Now, apart from the fact that the appellant did not treat the respondent for alcoholic neuritis, the appellant's theory suffers from this disadvantage : that it is based on speculation rather than on experience. None of the witnesses adduced for the appellant has had actual experience of latent alcoholic neuritis precipitated by shock. Such a happening, on the evidence, is rare. The appellant's witnesses admit that, on their theory, the respondent's case was exceptional. These witnesses do not cite one authentic case which lends full support to their theory. It is a scientific theory based on conjecture. Even assuming the theory to be sound, there is no evidence , that the respondent was, in point of fact, suffering from latent alcoholic neurosis. His alcoholic history may have been such as to render this possible, but to hold that he in fact so suffered would be; as the learned trial Judge truly points out, to pass from the region of inference to the region of conjecture.

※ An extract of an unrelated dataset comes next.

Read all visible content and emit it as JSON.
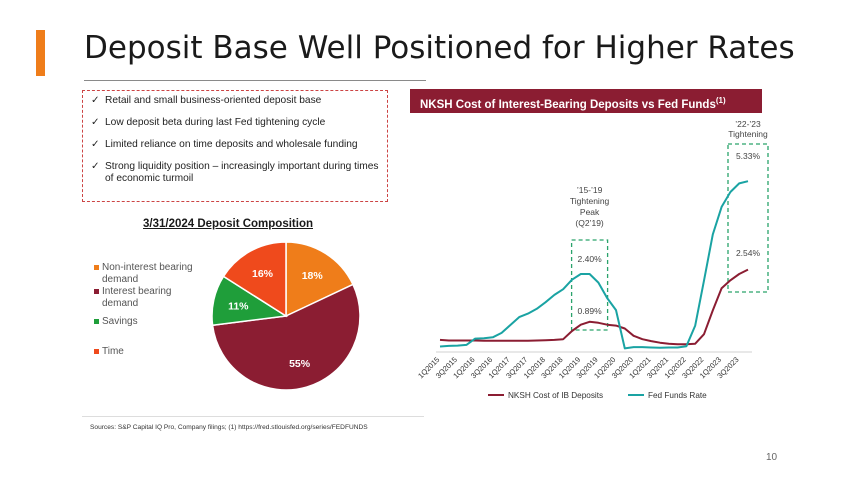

The case for the appellant, in short, rests on mere speculation. It requires for its establishment the concurrence of two features-(a) the existence of latent alcoholic neuritis, (b) latent alcoholic neuritis lit up by so alight a shook as an injection entails. Both these conditions must concur; and that, on the evidence, is highly improbable.
It would, in their Lordships opinion, be profitless to attempt a detailed analysis of the medical evidence. That has been exhaustively and satisfactorily done by the learned trial Judge. It may be sufficient to say that the respondent's symptoms were, in their Lordships' judgment, consistent with the case which he made, and were by no means consistent only with the case sought to be made by the appellant. In the result, their Lordships are of opinion that the respondent's theory of his, disability, as supported by the medical evidence which he adduced, has not been displaced by the evidence adduced by the appellant. The former is clear, simple, and straightforward. The latter is speculative, theoretical and unconvincing. In any event, their Lordships are clearly of opinion that, the respective theories having been carefully and dispassionately weighed by the learned trial Judge, and a clear conclusion in fact having been reached by him, it would not be proper or safe, or in accordance with sound practice, that their Lordships should reverse the conclusion in fact at which he arrived. The appeal therefore, in the opinion of the Board, falls to be dismissed. The appellant must pay the costs of the appeal. Their Lordships will humbly advise. His Majesty accordingly.